Described speech text matching module comprises alignment module and adaptation module, transcription text after identification utilizes editing distance to align with the referenced text that user submits to by described alignment module, utilize dynamic programming algorithm to calculate editing distance based on the number of deleting, inserting and rewriting three class mistakes, and provide an error threshold; Editing distance between certain section of transcription text and referenced text is less than threshold values and just thinks that this section of text is that credible aligning texts is interval, and the transcription text in this interval is coupling with the referenced text that user submits to;

Described adaptation module controls other modules to carry out iterative segmentation, identification, coupling and initialization to the voice document in same task and upgrades the language model of recognition node and the acoustic model of dynamic self-adapting in this task sound identification module.

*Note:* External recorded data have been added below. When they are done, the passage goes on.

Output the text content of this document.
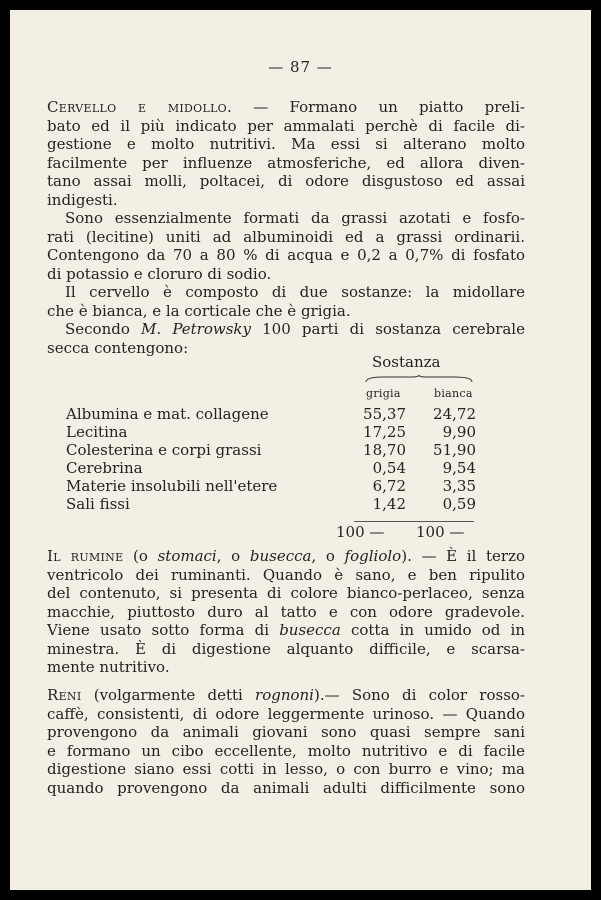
— 87 —
Cervello e midollo. — Formano un piatto preli-
bato ed il più indicato per ammalati perchè di facile di-
gestione e molto nutritivi. Ma essi si alterano molto
facilmente per influenze atmosferiche, ed allora diven-
tano assai molli, poltacei, di odore disgustoso ed assai
indigesti.
Sono essenzialmente formati da grassi azotati e fosfo-
rati (lecitine) uniti ad albuminoidi ed a grassi ordinarii.
Contengono da 70 a 80 % di acqua e 0,2 a 0,7% di fosfato
di potassio e cloruro di sodio.
Il cervello è composto di due sostanze: la midollare
che è bianca, e la corticale che è grigia.
Secondo M. Petrowsky 100 parti di sostanza cerebrale
secca contengono:
Sostanza
grigia	bianca
Albumina e mat. collagene	55,37	24,72
Lecitina	17,25	9,90
Colesterina e corpi grassi	18,70	51,90
Cerebrina	0,54	9,54
Materie insolubili nell'etere	6,72	3,35
Sali fissi	1,42	0,59
100 — 100 —
Il rumine (o stomaci, o busecca, o fogliolo). — È il terzo
ventricolo dei ruminanti. Quando è sano, e ben ripulito
del contenuto, si presenta di colore bianco-perlaceo, senza
macchie, piuttosto duro al tatto e con odore gradevole.
Viene usato sotto forma di busecca cotta in umido od in
minestra. È di digestione alquanto difficile, e scarsa-
mente nutritivo.
Reni (volgarmente detti rognoni).— Sono di color rosso-
caffè, consistenti, di odore leggermente urinoso. — Quando
provengono da animali giovani sono quasi sempre sani
e formano un cibo eccellente, molto nutritivo e di facile
digestione siano essi cotti in lesso, o con burro e vino; ma
quando provengono da animali adulti difficilmente sono
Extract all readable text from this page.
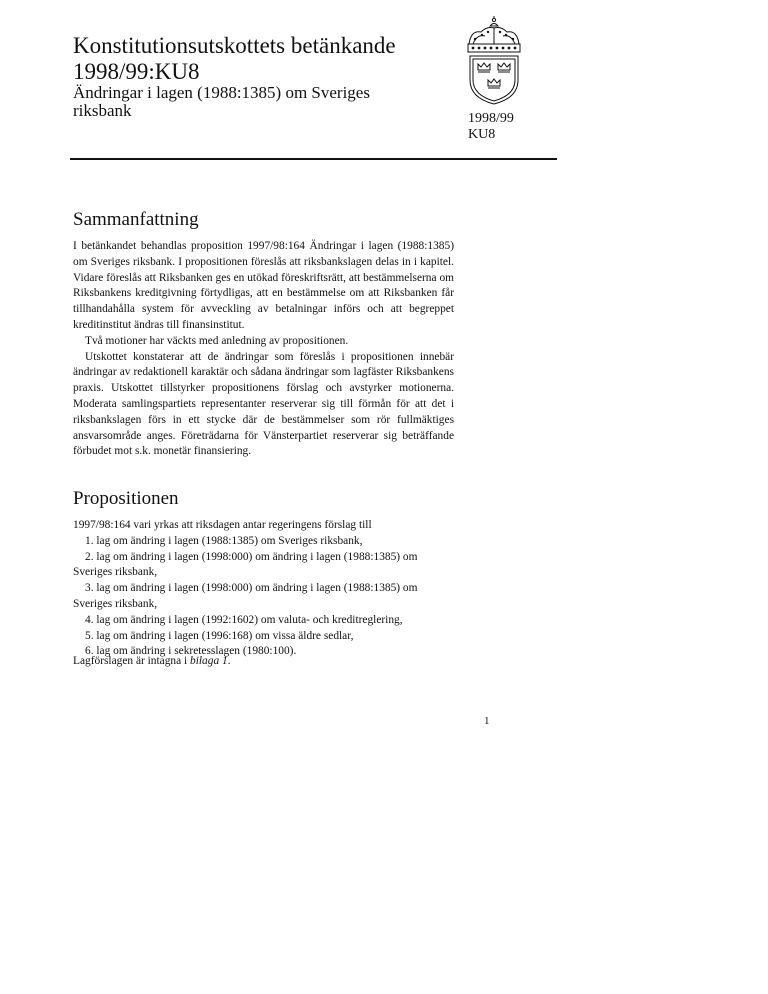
Konstitutionsutskottets betänkande
1998/99:KU8
Ändringar i lagen (1988:1385) om Sveriges riksbank	1998/99
KU8
Sammanfattning

I betänkandet behandlas proposition 1997/98:164 Ändringar i lagen (1988:1385) om Sveriges riksbank. I propositionen föreslås att riksbankslagen delas in i kapitel. Vidare föreslås att Riksbanken ges en utökad föreskriftsrätt, att bestämmelserna om Riksbankens kreditgivning förtydligas, att en bestämmelse om att Riksbanken får tillhandahålla system för avveckling av betalningar införs och att begreppet kreditinstitut ändras till finansinstitut.

Två motioner har väckts med anledning av propositionen.

Utskottet konstaterar att de ändringar som föreslås i propositionen innebär ändringar av redaktionell karaktär och sådana ändringar som lagfäster Riksbankens praxis. Utskottet tillstyrker propositionens förslag och avstyrker motionerna. Moderata samlingspartiets representanter reserverar sig till förmån för att det i riksbankslagen förs in ett stycke där de bestämmelser som rör fullmäktiges ansvarsområde anges. Företrädarna för Vänsterpartiet reserverar sig beträffande förbudet mot s.k. monetär finansiering.

Propositionen

1997/98:164 vari yrkas att riksdagen antar regeringens förslag till

1. lag om ändring i lagen (1988:1385) om Sveriges riksbank,
2. lag om ändring i lagen (1998:000) om ändring i lagen (1988:1385) om Sveriges riksbank,
3. lag om ändring i lagen (1998:000) om ändring i lagen (1988:1385) om Sveriges riksbank,
4. lag om ändring i lagen (1992:1602) om valuta- och kreditreglering,
5. lag om ändring i lagen (1996:168) om vissa äldre sedlar,
6. lag om ändring i sekretesslagen (1980:100).
Lagförslagen är intagna i bilaga 1.
1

2. speech text cloud matching system as claimed in claim 1, it is characterized in that: described adaptation module is to same speech text matching task, control the do not belong to authentic text interval corresponding audio stream of voice endpoint detection module to this task last iteration again to split, and after the acoustic model of the recognition node that this task is subordinate to and language model are upgraded, again the audio frequency not belonging to authentic text interval corresponding is identified, and control alignment module and recalculate between credible aligned region; Segmentation, identify, alignment procedure iteration is carried out, until coupling three class mistakes are herein less than given threshold values or are less than a given iterations.

3. speech text cloud matching system as claimed in claim 1, it is characterized in that: the acoustic model of described adaptation module to all recognition nodes of same audio frequency text matches task only upgrades once after the first iteration, and upgrades after each iteration of speech model;

The described renewal to acoustic model is the voice data using credible aligning texts interval and its correspondence, adopts the conversion that the linear regression training of maximum likelihood one is overall, re-uses the acoustic model that recognition node corresponding to this task is optimized in this conversion;

The described renewal to speech model adopts the linguistic constraints of finite state to language model, and this grammer only allows the word sequence not belonging to the referenced text in authentic text interval to last iteration to do to split.